Once again, overnight, we have seen some pretty volatile action in the bitcoin price. For the last couple of weeks, this volatility has become something of the norm, and on a number of occasions, we’ve had to narrow our time frames into the one-minute chart in order to define some levels that are narrow enough for us to take advantage of our breakout strategy during the European session. This morning is one of those occasions. As you will see from the chart below, we’re using the one-minute chart, and even that is not giving us too narrow a range to play with. It means we can bring our intrarange strategy into play, so that’s one advantage, but it doesn’t make for particularly easy viewing on the screen.
Anyway, let’s get to the detail.
Take a look at the chart below to get an idea of what is on this morning. It is – as mentioned – a one-minute chart, showing the last three hours or so worth of action in the bitcoin price and it has our range overlaid in green.

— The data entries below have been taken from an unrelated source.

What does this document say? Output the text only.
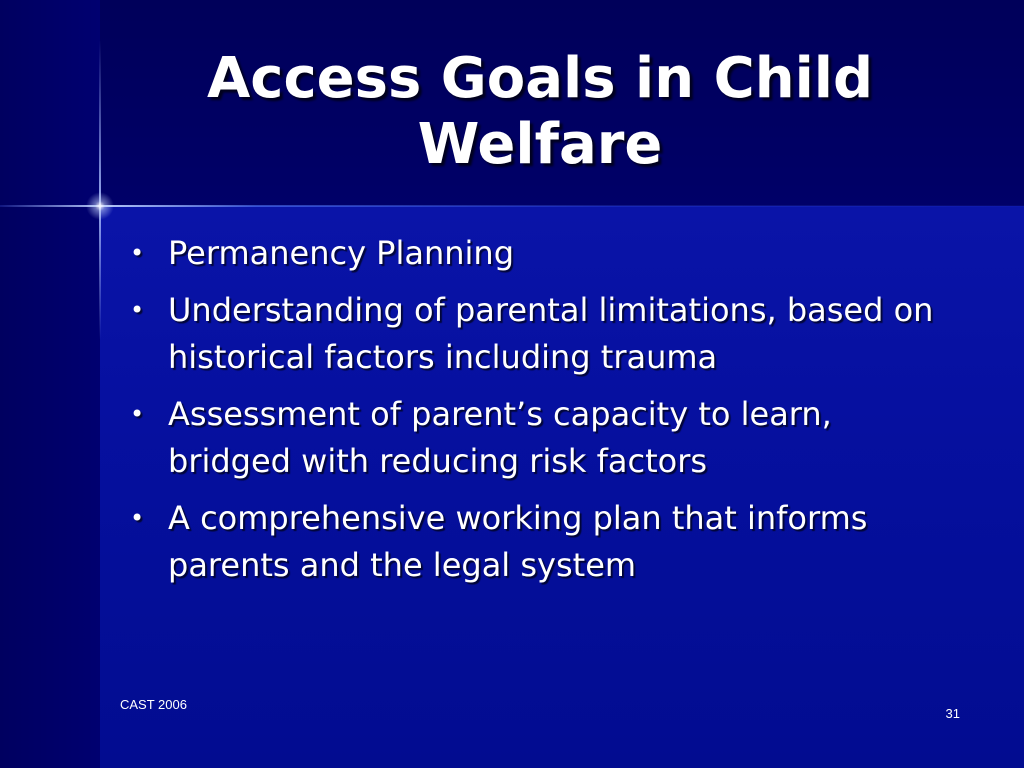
Access Goals in Child Welfare
• Permanency Planning
• Understanding of parental limitations, based on historical factors including trauma
• Assessment of parent’s capacity to learn, bridged with reducing risk factors
• A comprehensive working plan that informs parents and the legal system
CAST 2006
31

As the chart shows, the range in focus is defined by support to the downside at 850 and resistance to the upside at 864. As mentioned, intrarange is on, so long on a bounce from support and short on a correction from resistance. A stop loss just the other side of the entry on both positions will ensure that – in the event than price reverses to trade against us – we are taken out of the trade for nothing more than a small, manageable loss. If price breaks through resistance, we will enter long towards 873. Conversely, a close below support will put us short towards 840. Again we need a stop loss on both trades, and two or three dollars just the other side of the entry works well.